PENJARA ITU BERNAMA KELUH KESAH
Saor R.S.S.S. Panjaitan
|
Sudah lama saya berniat untuk
membuat berbagai tulisan yang didasarkan atas berbagai quotes yang selama ini saya posting di media Facebook. Sudah ribuan
quotes sejak 4 Januari 2017, namun
belum satupun yang sempat untuk dijadikan tulisan meskipun niat dan semangat
sudah membara sejak setahun lalu bahkan diawal mengalirnya berbagai quotes dari samudera pikiran ke dunia
nyata.
Saya tidak ingin berdalih
terlalu sibuk sehingga belum juga mengejawantahkan quote-quote tersebut ataupun kehabisan kata-kata tertulis untuk
menguraikannya.
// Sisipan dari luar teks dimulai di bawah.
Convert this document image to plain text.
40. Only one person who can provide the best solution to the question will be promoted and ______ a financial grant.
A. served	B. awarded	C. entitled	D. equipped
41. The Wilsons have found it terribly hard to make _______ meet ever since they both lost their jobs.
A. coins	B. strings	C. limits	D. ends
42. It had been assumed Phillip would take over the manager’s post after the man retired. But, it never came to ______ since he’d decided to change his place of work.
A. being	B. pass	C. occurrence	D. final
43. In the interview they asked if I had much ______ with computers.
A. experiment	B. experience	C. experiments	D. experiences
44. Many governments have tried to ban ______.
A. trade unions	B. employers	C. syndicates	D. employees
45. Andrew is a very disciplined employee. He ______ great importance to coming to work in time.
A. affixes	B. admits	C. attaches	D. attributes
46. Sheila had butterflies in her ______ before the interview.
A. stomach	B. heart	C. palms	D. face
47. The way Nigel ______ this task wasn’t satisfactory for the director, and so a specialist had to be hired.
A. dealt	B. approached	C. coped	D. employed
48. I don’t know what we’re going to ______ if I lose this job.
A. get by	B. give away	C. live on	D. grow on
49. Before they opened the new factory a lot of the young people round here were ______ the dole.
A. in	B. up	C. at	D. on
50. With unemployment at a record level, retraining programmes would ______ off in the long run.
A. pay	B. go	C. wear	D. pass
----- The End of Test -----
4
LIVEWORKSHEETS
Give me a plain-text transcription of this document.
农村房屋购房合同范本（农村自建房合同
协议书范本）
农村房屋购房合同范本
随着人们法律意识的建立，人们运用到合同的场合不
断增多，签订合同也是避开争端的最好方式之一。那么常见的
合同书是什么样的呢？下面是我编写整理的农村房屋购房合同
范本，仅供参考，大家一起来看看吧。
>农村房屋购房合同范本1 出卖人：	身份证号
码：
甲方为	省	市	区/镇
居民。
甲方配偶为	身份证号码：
Yang pasti malas memulai atau hobi menunda-nunda lebih pantas
saya ungkapkan sebagai alasan obyektif belum juga terealisasinya tulisan-tulisan
tersebut, ataupun juga sebagaimana judul tulisan pertama ini yaitu penjara
keluh kesah mungkin menjadi sipir penahan kebebasan dan kreatifitas diri dalam
mengalirkan berbagai tulisan untuk dinikmati dan dikritisi oleh khalayak
pecinta hikmat.
Tulisan pertama saya mulai
dengan menelusuri quote mana
kira-kira yang dapat menuntun saya dengan sabar untuk berkarya melalui tulisan
meskipun harus tertatih-tatih di padang gurun referensi.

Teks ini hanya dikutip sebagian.